Setahun kemudian, Mahkamah Agung Delaware mempertegas fungsi BJR sebagai standard of review melalui perkara Smith v. Van Gorkom (488 A.2d 858, Del. 1985). Dalam kasus ini, direksi TransUnion memutuskan menjual perusahaan tanpa melakukan penilaian independen terhadap harga saham dan tanpa konsultasi ahli keuangan eksternal [6]. Pengadilan menilai bahwa para direksi tidak memenuhi unsur “informed decision”, dan karenanya tidak dilindungi oleh BJR. Putusan tersebut berbunyi: “Directors have a duty to inform themselves, prior to making a business decision, of all material information reasonably available to them.” Kasus ini mempertegas bahwa BJR tidak bersifat absolut. Perlindungan hukum bagi direksi hanya berlaku bila proses pengambilan keputusan dilakukan secara hati-hati, rasional, dan berbasis informasi yang memadai. Dengan demikian, Smith v. Van Gorkom menjadi preseden penting yang mengubah BJR menjadi standar hukum substantif dalam menilai tanggung jawab direksi.

Perkembangan tersebut kemudian dikodifikasi dalam Model Business Corporation Act (MBCA) 2016, yang disusun oleh American Bar Association sebagai rujukan bagi legislasi korporasi di berbagai negara bagian. MBCA 2016 menegaskan dua kewajiban utama direksi, yaitu duty of care dan duty of loyalty. Pasal 8.30(a) mengatur bahwa setiap direktur wajib bertindak dengan itikad baik (good faith) dan untuk kepentingan terbaik perusahaan (best interest of the corporation). Sementara Pasal 8.30(b) mengatur bahwa setiap direktur harus bertindak dengan kehati-hatian (due care), menggunakan informasi yang layak dipercaya, serta melakukan pertimbangan yang rasional. MBCA 2016 menjadikan BJR sebagai norma hukum tertulis (codified rule), yang menetapkan bahwa keputusan direksi yang memenuhi unsur-unsur tersebut tidak dapat dipertanggungjawabkan secara hukum, meskipun hasilnya merugikan perusahaan.
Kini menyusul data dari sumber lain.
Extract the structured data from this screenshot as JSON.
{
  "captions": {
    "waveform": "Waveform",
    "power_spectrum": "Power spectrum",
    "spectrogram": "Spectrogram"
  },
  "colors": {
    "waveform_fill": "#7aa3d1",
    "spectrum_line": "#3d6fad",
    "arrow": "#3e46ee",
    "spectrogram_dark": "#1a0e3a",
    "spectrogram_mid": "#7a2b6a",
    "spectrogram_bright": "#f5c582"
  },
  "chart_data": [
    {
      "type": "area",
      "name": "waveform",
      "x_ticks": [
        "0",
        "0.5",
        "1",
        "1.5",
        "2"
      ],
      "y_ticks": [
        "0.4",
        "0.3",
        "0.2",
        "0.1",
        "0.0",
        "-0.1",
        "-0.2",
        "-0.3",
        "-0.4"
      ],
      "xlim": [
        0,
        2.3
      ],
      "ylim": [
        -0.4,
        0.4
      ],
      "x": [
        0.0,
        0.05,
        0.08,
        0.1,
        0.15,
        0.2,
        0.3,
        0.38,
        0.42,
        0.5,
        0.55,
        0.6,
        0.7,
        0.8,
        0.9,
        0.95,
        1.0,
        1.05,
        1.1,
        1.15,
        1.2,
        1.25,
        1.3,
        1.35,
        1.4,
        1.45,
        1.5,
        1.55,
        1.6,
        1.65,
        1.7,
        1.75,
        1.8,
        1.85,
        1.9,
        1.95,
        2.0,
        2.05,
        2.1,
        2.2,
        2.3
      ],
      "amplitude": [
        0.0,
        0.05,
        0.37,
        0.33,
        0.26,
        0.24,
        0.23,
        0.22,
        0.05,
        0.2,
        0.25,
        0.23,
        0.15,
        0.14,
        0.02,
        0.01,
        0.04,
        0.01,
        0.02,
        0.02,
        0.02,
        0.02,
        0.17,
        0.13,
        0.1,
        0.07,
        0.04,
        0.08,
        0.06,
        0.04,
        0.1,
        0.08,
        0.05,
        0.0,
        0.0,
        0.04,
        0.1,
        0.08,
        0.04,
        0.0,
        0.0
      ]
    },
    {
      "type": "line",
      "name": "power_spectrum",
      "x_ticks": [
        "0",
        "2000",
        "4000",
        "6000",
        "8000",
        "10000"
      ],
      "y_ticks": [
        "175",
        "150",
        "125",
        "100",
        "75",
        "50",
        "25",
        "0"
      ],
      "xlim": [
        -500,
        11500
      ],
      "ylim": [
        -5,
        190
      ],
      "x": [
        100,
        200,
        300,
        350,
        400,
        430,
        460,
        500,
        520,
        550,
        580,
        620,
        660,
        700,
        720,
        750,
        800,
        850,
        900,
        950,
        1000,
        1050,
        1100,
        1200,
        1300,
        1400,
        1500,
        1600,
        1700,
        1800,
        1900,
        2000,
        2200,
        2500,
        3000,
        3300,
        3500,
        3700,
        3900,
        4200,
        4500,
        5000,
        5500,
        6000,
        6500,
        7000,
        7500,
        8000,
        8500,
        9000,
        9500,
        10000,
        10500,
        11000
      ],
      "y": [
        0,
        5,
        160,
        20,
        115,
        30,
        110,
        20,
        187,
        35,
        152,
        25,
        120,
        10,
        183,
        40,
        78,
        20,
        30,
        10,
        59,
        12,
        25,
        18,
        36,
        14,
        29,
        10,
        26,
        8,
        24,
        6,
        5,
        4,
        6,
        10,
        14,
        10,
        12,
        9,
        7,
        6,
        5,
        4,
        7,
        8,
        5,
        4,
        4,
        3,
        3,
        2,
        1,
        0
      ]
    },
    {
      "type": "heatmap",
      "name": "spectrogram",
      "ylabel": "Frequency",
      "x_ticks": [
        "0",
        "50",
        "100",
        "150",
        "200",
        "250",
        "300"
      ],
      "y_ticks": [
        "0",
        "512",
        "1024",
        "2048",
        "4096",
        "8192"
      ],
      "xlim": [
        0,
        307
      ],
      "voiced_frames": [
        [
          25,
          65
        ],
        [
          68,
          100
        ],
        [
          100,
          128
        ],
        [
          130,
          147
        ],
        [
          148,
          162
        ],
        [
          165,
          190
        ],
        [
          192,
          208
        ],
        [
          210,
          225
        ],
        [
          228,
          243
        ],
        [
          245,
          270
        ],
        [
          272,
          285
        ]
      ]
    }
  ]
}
Pasal 8.31 MBCA 2016 memperjelas batas penerapan BJR, yaitu bahwa direktur tidak dapat dilindungi apabila: (a) memperoleh keuntungan pribadi yang tidak semestinya, (b) bertindak dengan niat jahat untuk merugikan perusahaan, (c) melakukan tindak pidana, (d) menyalahgunakan peluang bisnis perusahaan, atau (e) melakukan transaksi dengan konflik kepentingan. Pengaturan ini mencerminkan keseimbangan antara kebebasan manajerial dan tanggung jawab hukum. Dengan demikian, MBCA 2016 mengubah BJR dari sekadar doctrinal presumption menjadi statutory standard of corporate accountability, yang memastikan bahwa kebijakan bisnis tetap dilindungi selama memenuhi prinsip kehati-hatian, kejujuran, dan loyalitas korporatif [8] Selain MBCA, The American Law Institute (ALI) berperan besar dalam merumuskan prinsip-prinsip normatif BJR melalui publikasinya Principles of Corporate Governance: Analysis and Recommendations (1994). Dalam Bagian §4(c), ALI menyatakan bahwa direktur atau pejabat korporasi memenuhi duty of care jika: (1)Tidak memiliki kepentingan pribadi atas keputusan bisnis tersebut; (2) Memiliki informasi yang cukup dan relevan sebelum mengambil keputusan; dan (3) Secara rasional meyakini bahwa keputusan tersebut untuk kepentingan terbaik perusahaan [8].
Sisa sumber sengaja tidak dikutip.